At a time when many of us are striving to take a more active stance towards racial discrimination and bias, during a pandemic that has disproportionately cost the lives of African Americans and Hispanics no less, the topic of bias in machine learning has been on my mind.

This topic gained prominence in 2015, when Google’s facial recognition software notoriously tagged two African-Americans as “gorillas”. This was the result of representation bias: the dataset on which the software was trained contained faces of many white people, but few black people.

Bias is also a significant concern in machine learning algorithms used in healthcare. For example, it was recently discovered that a widely-used risk stratification algorithm systematically assigns lower risk scores to African Americans. Risk scores are then used to target patients for high-risk care management programs, which provide additional care coordination resources, including greater attention from trained providers. The end result is racial discrimination in referrals to high quality (and costly) care management programs.

Of course, this was not intentional. There wasn’t any rule specifically assigning lower risk scores to African Americans. In fact, standard practice is to explicitly exclude race from models to prevent bias. 

Instead, the algorithm was using annual healthcare costs as a proxy for risk. This may seem reasonable, but it turns out that due to unequal access to care, healthcare costs for a black person are on average $1800 less than for a white person with similar disease burden. The study identifies several reasons for this disparity, some correlated with socioeconomic factors such as competing demands from jobs or child care and others documenting direct effects of race, e.g. physicians’ differential perceptions of Black patients’ pain tolerance. So even though the model doesn’t use race explicitly, bias in historical treatment patterns can perpetuate and even increase future bias. 

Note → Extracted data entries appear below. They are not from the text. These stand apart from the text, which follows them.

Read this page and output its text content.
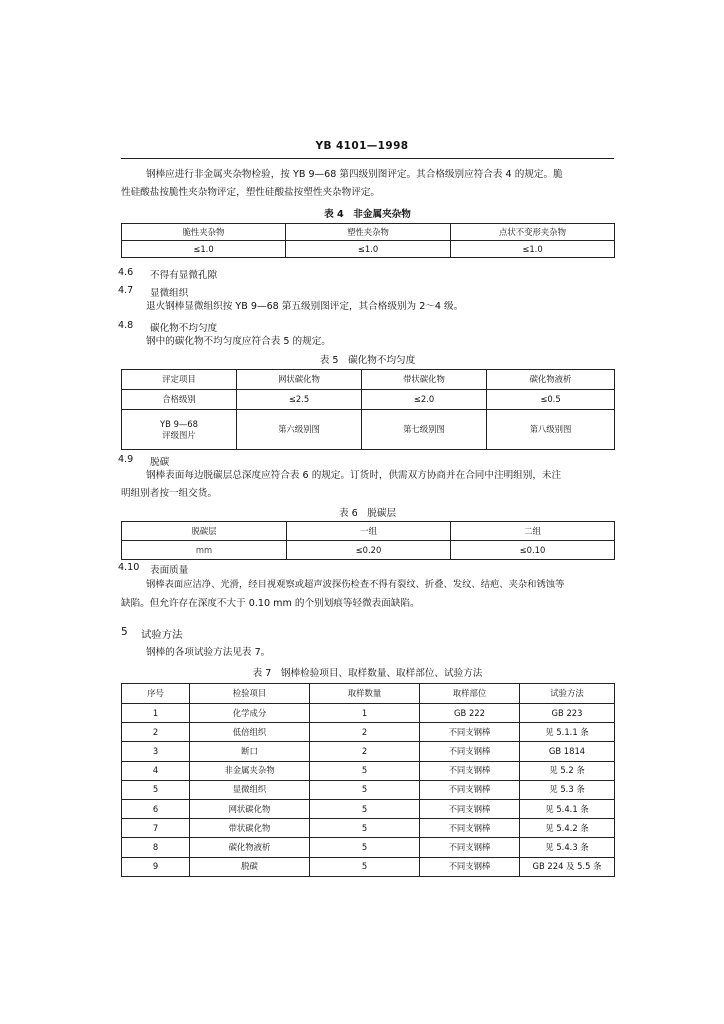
YB 4101—1998
钢棒应进行非金属夹杂物检验，按 YB 9—68 第四级别图评定。其合格级别应符合表 4 的规定。脆
性硅酸盐按脆性夹杂物评定，塑性硅酸盐按塑性夹杂物评定。
表 4　非金属夹杂物
脆性夹杂物	塑性夹杂物	点状不变形夹杂物
≤1.0	≤1.0	≤1.0
4.6 不得有显微孔隙
4.7 显微组织
退火钢棒显微组织按 YB 9—68 第五级别图评定，其合格级别为 2～4 级。
4.8 碳化物不均匀度
钢中的碳化物不均匀度应符合表 5 的规定。
表 5　碳化物不均匀度
评定项目	网状碳化物	带状碳化物	碳化物液析
合格级别	≤2.5	≤2.0	≤0.5
YB 9—68
评级图片	第六级别图	第七级别图	第八级别图
4.9 脱碳
钢棒表面每边脱碳层总深度应符合表 6 的规定。订货时，供需双方协商并在合同中注明组别，未注
明组别者按一组交货。
表 6　脱碳层
脱碳层	一组	二组
mm	≤0.20	≤0.10
4.10 表面质量
钢棒表面应洁净、光滑，经目视观察或超声波探伤检查不得有裂纹、折叠、发纹、结疤、夹杂和锈蚀等
缺陷。但允许存在深度不大于 0.10 mm 的个别划痕等轻微表面缺陷。
5 试验方法
钢棒的各项试验方法见表 7。
表 7　钢棒检验项目、取样数量、取样部位、试验方法
序号	检验项目	取样数量	取样部位	试验方法
1	化学成分	1	GB 222	GB 223
2	低倍组织	2	不同支钢棒	见 5.1.1 条
3	断口	2	不同支钢棒	GB 1814
4	非金属夹杂物	5	不同支钢棒	见 5.2 条
5	显微组织	5	不同支钢棒	见 5.3 条
6	网状碳化物	5	不同支钢棒	见 5.4.1 条
7	带状碳化物	5	不同支钢棒	见 5.4.2 条
8	碳化物液析	5	不同支钢棒	见 5.4.3 条
9	脱碳	5	不同支钢棒	GB 224 及 5.5 条
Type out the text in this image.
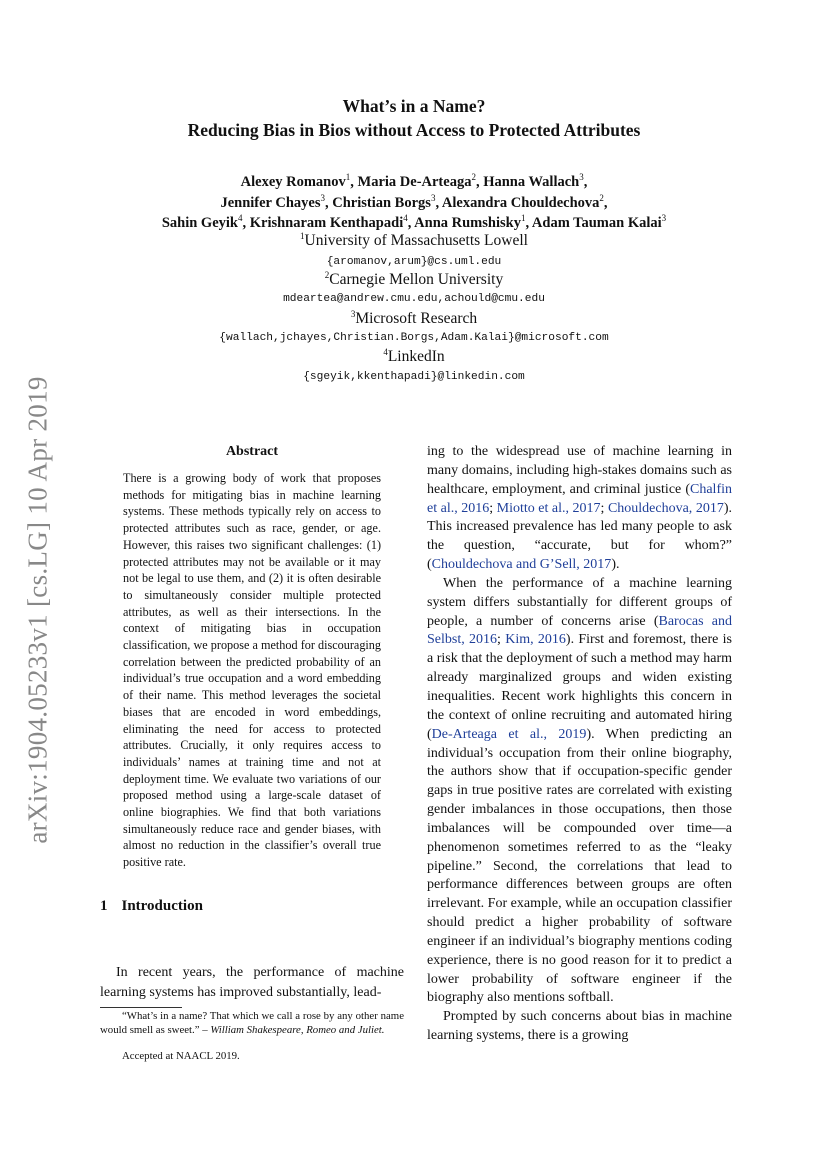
arXiv:1904.05233v1 [cs.LG] 10 Apr 2019
What’s in a Name?
Reducing Bias in Bios without Access to Protected Attributes
Alexey Romanov$^1$, Maria De-Arteaga$^2$, Hanna Wallach$^3$,
Jennifer Chayes$^3$, Christian Borgs$^3$, Alexandra Chouldechova$^2$,
Sahin Geyik$^4$, Krishnaram Kenthapadi$^4$, Anna Rumshisky$^1$, Adam Tauman Kalai$^3$
$^1$University of Massachusetts Lowell
{aromanov,arum}@cs.uml.edu
$^2$Carnegie Mellon University
mdeartea@andrew.cmu.edu,achould@cmu.edu
$^3$Microsoft Research
{wallach,jchayes,Christian.Borgs,Adam.Kalai}@microsoft.com
$^4$LinkedIn
{sgeyik,kkenthapadi}@linkedin.com
Abstract

There is a growing body of work that proposes methods for mitigating bias in machine learning systems. These methods typically rely on access to protected attributes such as race, gender, or age. However, this raises two significant challenges: (1) protected attributes may not be available or it may not be legal to use them, and (2) it is often desirable to simultaneously consider multiple protected attributes, as well as their intersections. In the context of mitigating bias in occupation classification, we propose a method for discouraging correlation between the predicted probability of an individual’s true occupation and a word embedding of their name. This method leverages the societal biases that are encoded in word embeddings, eliminating the need for access to protected attributes. Crucially, it only requires access to individuals’ names at training time and not at deployment time. We evaluate two variations of our proposed method using a large-scale dataset of online biographies. We find that both variations simultaneously reduce race and gender biases, with almost no reduction in the classifier’s overall true positive rate.

1 Introduction

In recent years, the performance of machine learning systems has improved substantially, lead-

“What’s in a name? That which we call a rose by any other name would smell as sweet.” – William Shakespeare, Romeo and Juliet.

Accepted at NAACL 2019.

ing to the widespread use of machine learning in many domains, including high-stakes domains such as healthcare, employment, and criminal justice (Chalfin et al., 2016; Miotto et al., 2017; Chouldechova, 2017). This increased prevalence has led many people to ask the question, “accurate, but for whom?” (Chouldechova and G’Sell, 2017).

When the performance of a machine learning system differs substantially for different groups of people, a number of concerns arise (Barocas and Selbst, 2016; Kim, 2016). First and foremost, there is a risk that the deployment of such a method may harm already marginalized groups and widen existing inequalities. Recent work highlights this concern in the context of online recruiting and automated hiring (De-Arteaga et al., 2019). When predicting an individual’s occupation from their online biography, the authors show that if occupation-specific gender gaps in true positive rates are correlated with existing gender imbalances in those occupations, then those imbalances will be compounded over time—a phenomenon sometimes referred to as the “leaky pipeline.” Second, the correlations that lead to performance differences between groups are often irrelevant. For example, while an occupation classifier should predict a higher probability of software engineer if an individual’s biography mentions coding experience, there is no good reason for it to predict a lower probability of software engineer if the biography also mentions softball.

Prompted by such concerns about bias in machine learning systems, there is a growing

Fortunately, in many cases this problem can be reduced substantially by ensuring that the predictors are not associated with race in a biased way. For example, in the risk model above, adding a measure of disease burden as a second proxy for risk led to an 84% reduction in bias.

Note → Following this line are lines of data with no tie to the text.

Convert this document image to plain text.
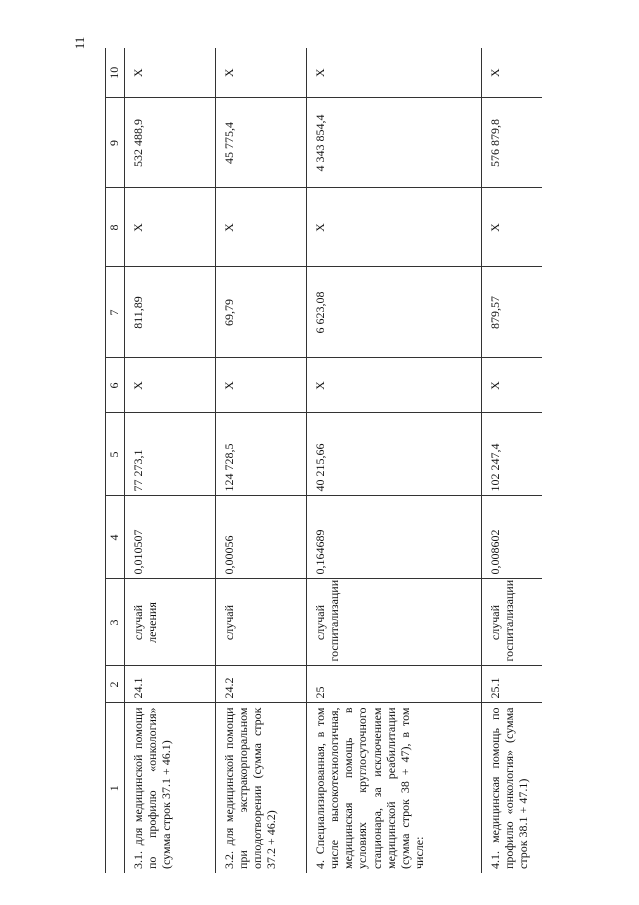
11
1	2	3	4	5	6	7	8	9	10
3.1. для медицинской помощи по профилю «онкология» (сумма строк 37.1 + 46.1)	24.1	случай лечения	0,010507	77 273,1	X	811,89	X	532 488,9	X
3.2. для медицинской помощи при экстракорпоральном оплодотворении (сумма строк 37.2 + 46.2)	24.2	случай	0,00056	124 728,5	X	69,79	X	45 775,4	X
4. Специализированная, в том числе высокотехнологичная, медицинская помощь в условиях круглосуточного стационара, за исключением медицинской реабилитации (сумма строк 38 + 47), в том числе:	25	случай госпитализации	0,164689	40 215,66	X	6 623,08	X	4 343 854,4	X
4.1. медицинская помощь по профилю «онкология» (сумма строк 38.1 + 47.1)	25.1	случай госпитализации	0,008602	102 247,4	X	879,57	X	576 879,8	X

One of the complicating factors in healthcare is that for certain conditions, such as hypertension and heart failure, race considerations are part of the standard of care and therefore should not be excluded from relevant models. In these situations, special care needs to be taken to ensure that race isn’t impacting the model in unexpectedly biased ways.

While this awareness is critical, it is not always enough to address bias in machine learning. Some machine learning algorithms, and specifically deep learning algorithms, lack explicit predictors like total healthcare cost that can be analyzed for correlation with race. They operate in a much more “black box” manner, making this analysis much more difficult. This is one reason to be careful when implementing deep learning algorithms in healthcare, despite recent improvements in their performance.

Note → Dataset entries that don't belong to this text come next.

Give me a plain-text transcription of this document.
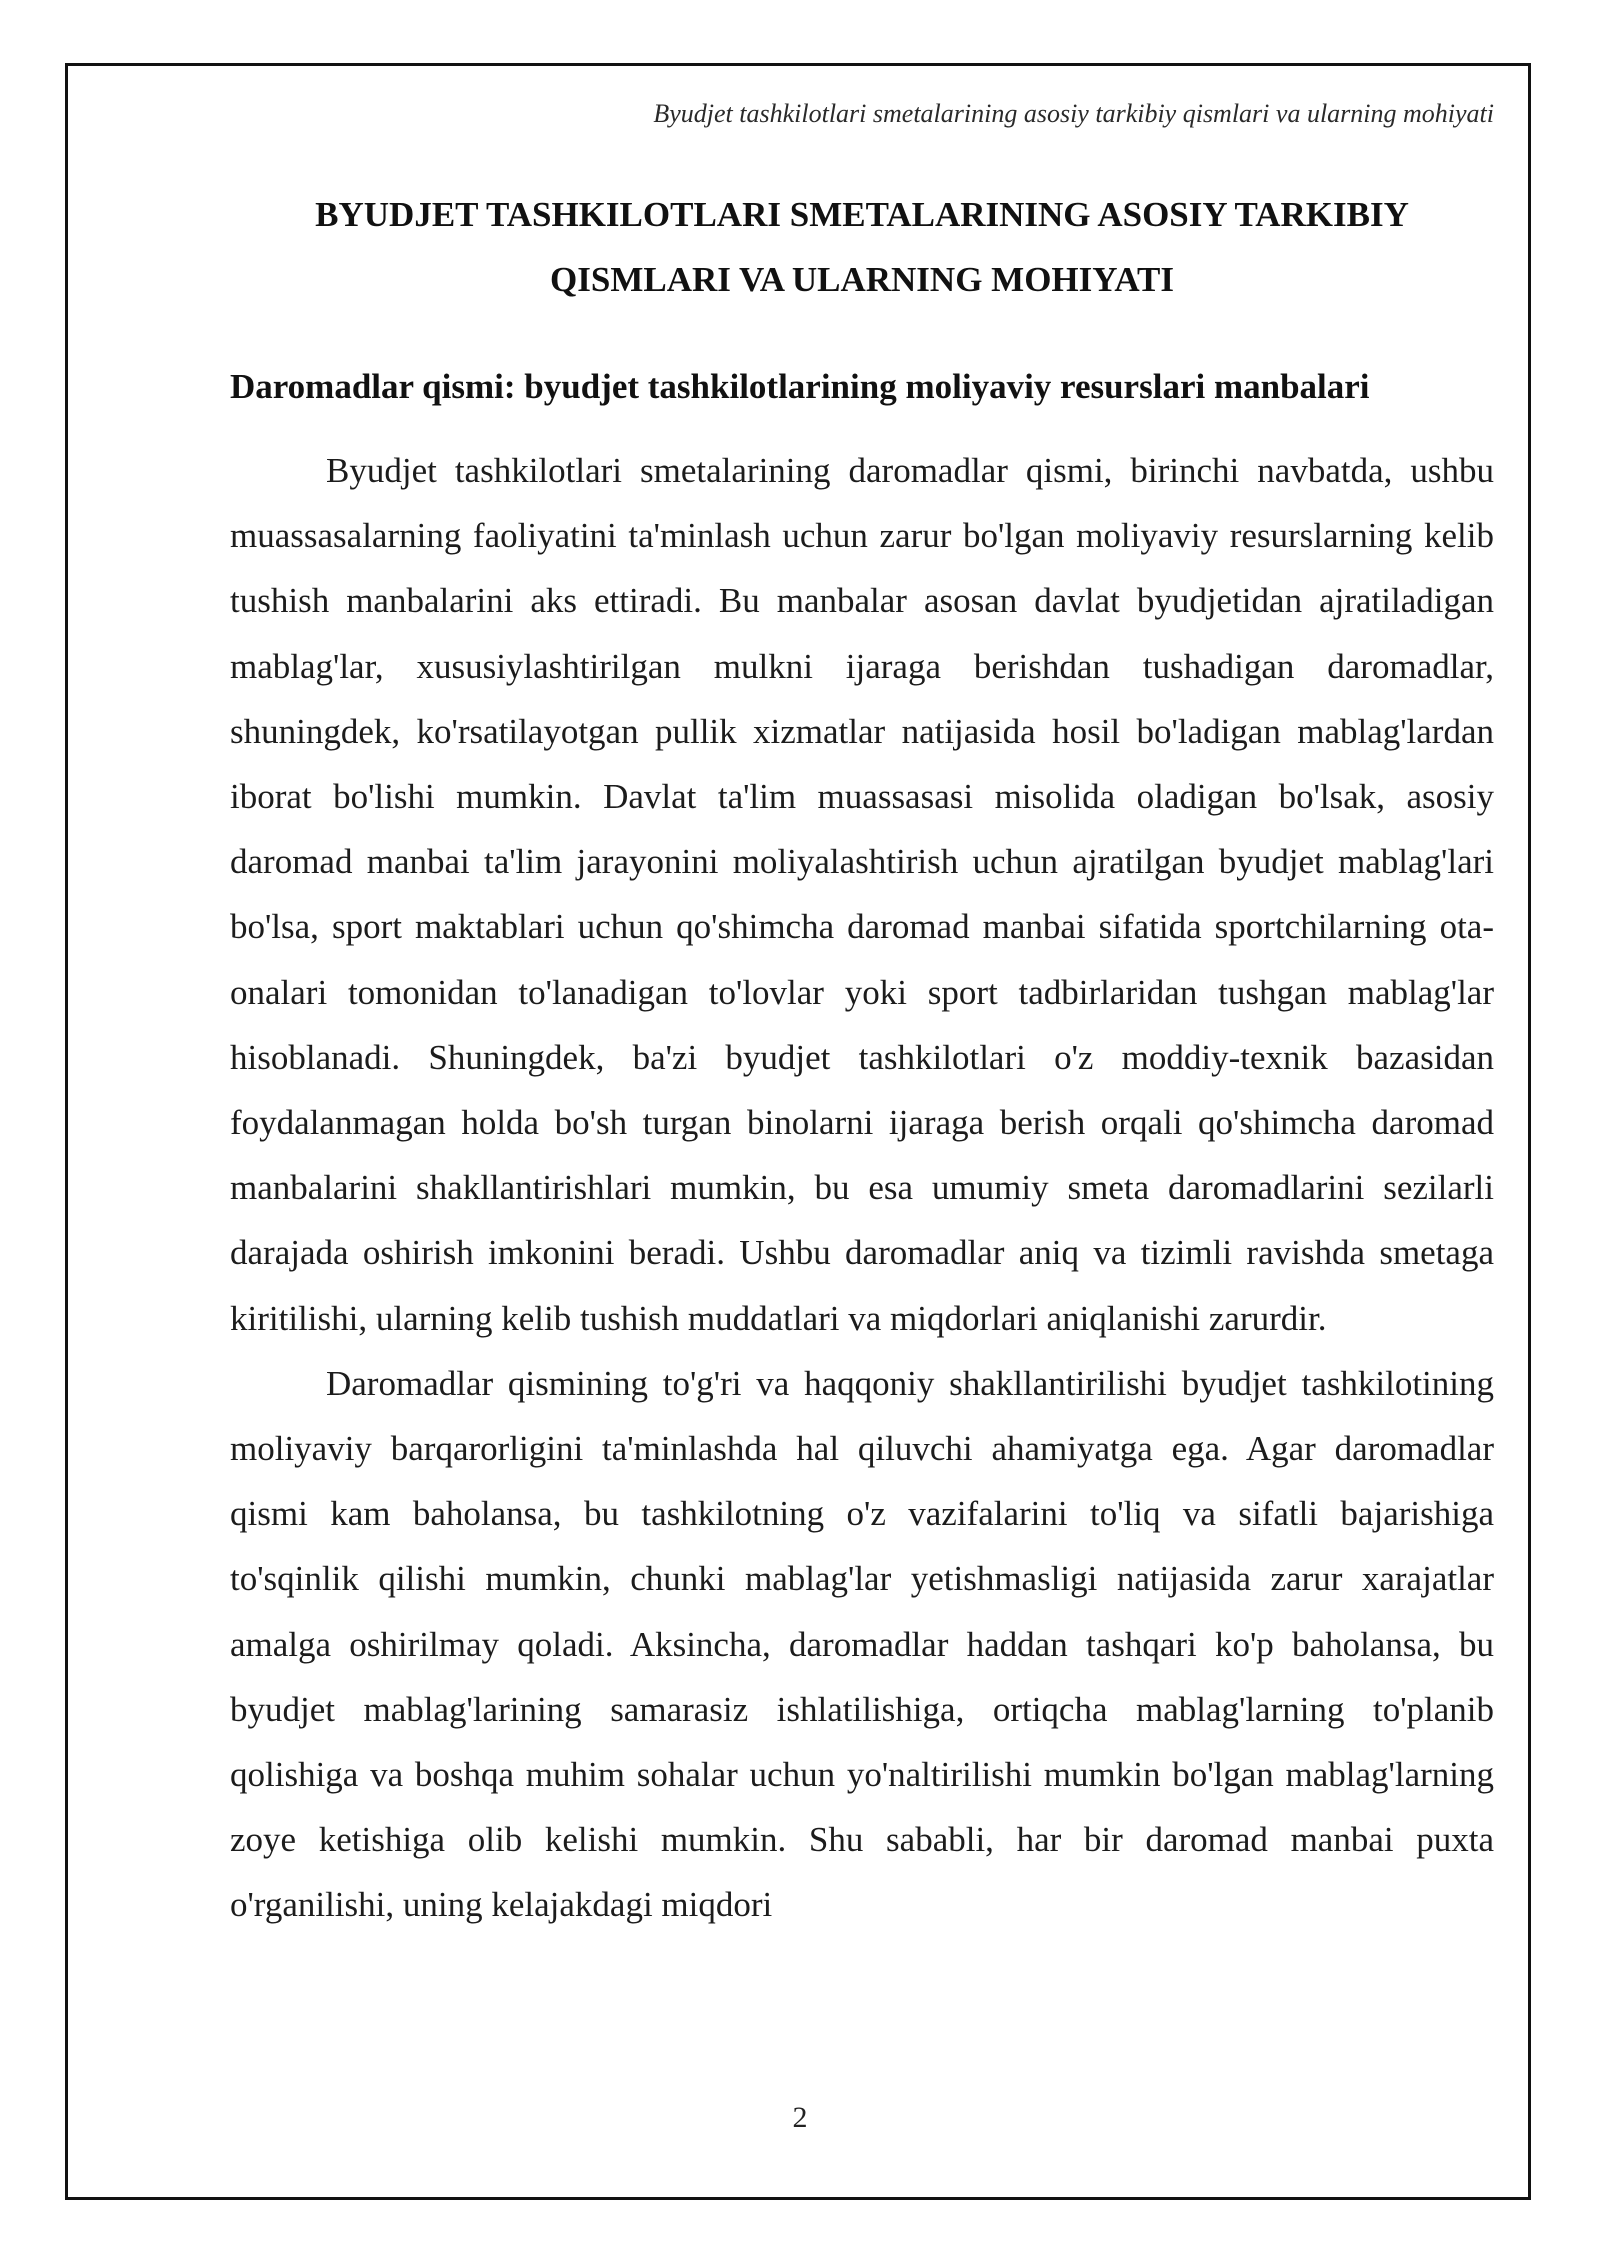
Byudjet tashkilotlari smetalarining asosiy tarkibiy qismlari va ularning mohiyati
BYUDJET TASHKILOTLARI SMETALARINING ASOSIY TARKIBIY
QISMLARI VA ULARNING MOHIYATI
Daromadlar qismi: byudjet tashkilotlarining moliyaviy resurslari manbalari

Byudjet tashkilotlari smetalarining daromadlar qismi, birinchi navbatda, ushbu muassasalarning faoliyatini ta'minlash uchun zarur bo'lgan moliyaviy resurslarning kelib tushish manbalarini aks ettiradi. Bu manbalar asosan davlat byudjetidan ajratiladigan mablag'lar, xususiylashtirilgan mulkni ijaraga berishdan tushadigan daromadlar, shuningdek, ko'rsatilayotgan pullik xizmatlar natijasida hosil bo'ladigan mablag'lardan iborat bo'lishi mumkin. Davlat ta'lim muassasasi misolida oladigan bo'lsak, asosiy daromad manbai ta'lim jarayonini moliyalashtirish uchun ajratilgan byudjet mablag'lari bo'lsa, sport maktablari uchun qo'shimcha daromad manbai sifatida sportchilarning ota-onalari tomonidan to'lanadigan to'lovlar yoki sport tadbirlaridan tushgan mablag'lar hisoblanadi. Shuningdek, ba'zi byudjet tashkilotlari o'z moddiy-texnik bazasidan foydalanmagan holda bo'sh turgan binolarni ijaraga berish orqali qo'shimcha daromad manbalarini shakllantirishlari mumkin, bu esa umumiy smeta daromadlarini sezilarli darajada oshirish imkonini beradi. Ushbu daromadlar aniq va tizimli ravishda smetaga kiritilishi, ularning kelib tushish muddatlari va miqdorlari aniqlanishi zarurdir.

Daromadlar qismining to'g'ri va haqqoniy shakllantirilishi byudjet tashkilotining moliyaviy barqarorligini ta'minlashda hal qiluvchi ahamiyatga ega. Agar daromadlar qismi kam baholansa, bu tashkilotning o'z vazifalarini to'liq va sifatli bajarishiga to'sqinlik qilishi mumkin, chunki mablag'lar yetishmasligi natijasida zarur xarajatlar amalga oshirilmay qoladi. Aksincha, daromadlar haddan tashqari ko'p baholansa, bu byudjet mablag'larining samarasiz ishlatilishiga, ortiqcha mablag'larning to'planib qolishiga va boshqa muhim sohalar uchun yo'naltirilishi mumkin bo'lgan mablag'larning zoye ketishiga olib kelishi mumkin. Shu sababli, har bir daromad manbai puxta o'rganilishi, uning kelajakdagi miqdori

2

Mathematical innovations in this area may help improve the situation. In the wake of its gorilla debacle, Google developed a new technique for analyzing bias in machine learning models, called TCAV (“testing with concept activation vectors”), which can quantify (and make sense of) questions like “which of the following striped fabrics are most similar or dissimilar to the concept ‘CEO’?” As the figure below (taken from the paper by Google) shows, this approach can be used to detect bias in image recognition tasks (in this case, gender bias, while reinforcing the poor sartorial choices of certain corporate executives.)

As is common in machine learning, TCAV and other novel bias detection techniques are most mature for image processing, and haven’t been widely applied for healthcare yet. This development will likely come soon and be instrumental to continue to address bias in applications of machine learning for healthcare. But in the meantime, awareness among data science, clinical, and operational teams is the most critical tool to detect and mitigate implicit bias.